Printed Electronics Can Now Heal In Record Time

The research team from University of California San Diego recently came up with a magnetic ink that can self-heal batteries, wearable & textile-based electric circuits as well as electrochemical sensors within no time. The basic ingredient of this ink are microparticles that are oriented in a specific configurations under the effect of magnetic field. The orientation leads to magnetic attraction between the particles on both sides leading to self-healing of the device they are placed or applied in. The ink is capable of taking care of tears as wide as 3 millimeters which is peak of self-healing systems.

Joseph Wang, the director of Center for Wearable Sensors and UC SAn Diego’s Chair of nanoengineering department, says, “Our work holds considerable promise for widespread practical applications for long-lasting printed electronic devices.” The pre-existing self-healing substances always needed a trigger from outer end to begin the healing process. The time they take is somewhere between a few minutes to few days. Au contraire, the new system developed by Want and his team needs no external catalyst to do its job. The damage can be repaired within 50 milliseconds i.e. .05 seconds.

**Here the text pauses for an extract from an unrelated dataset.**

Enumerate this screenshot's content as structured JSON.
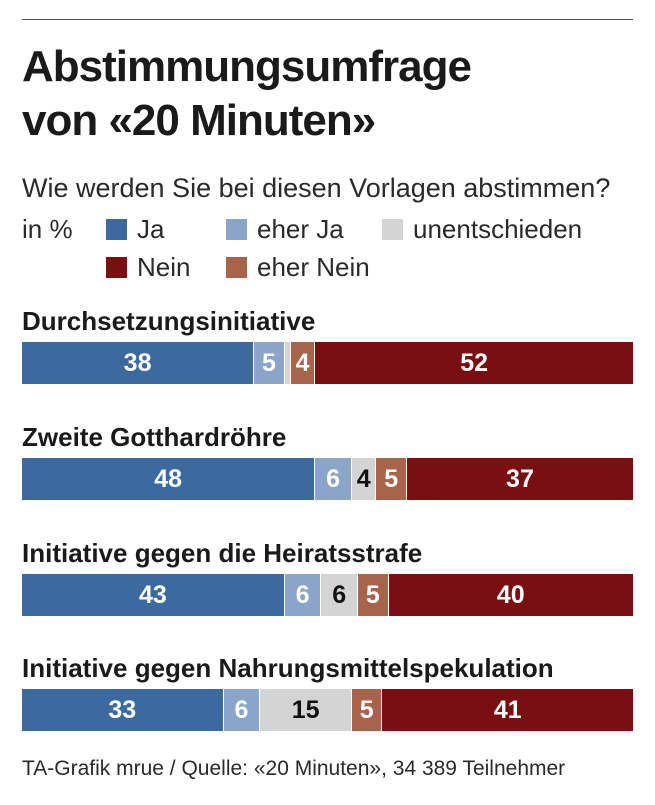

These engineers employed this ink to print textile-based electronic circuits, wearable electronic circuits, electrochemical sensors, as well as batteries. Once done they began to damage these devices by pulling or cutting them creating large wide gaps. These devices were damaged nine times from the same point. The team also damaged these devices from four different places and all of them were able to heal themselves and recover their normal working without any loss in conductivity.

For instance, they printed a self-healing circuit on a t-shirt sleeve and then connected it with a coin battery and a LED light. Then they tore off the circuit along with the fabric it was printed on. The LED turned off instantly. However, after a few seconds it began turning on again as the two sides of circuit came together and healed themselves. Amay Bandodkar, one of the first authors of this paper and also the first Ph.D holders from Wang’s lab, says, “We wanted to develop a smart system with impressive self-healing abilities with easy to find inexpensive materials.”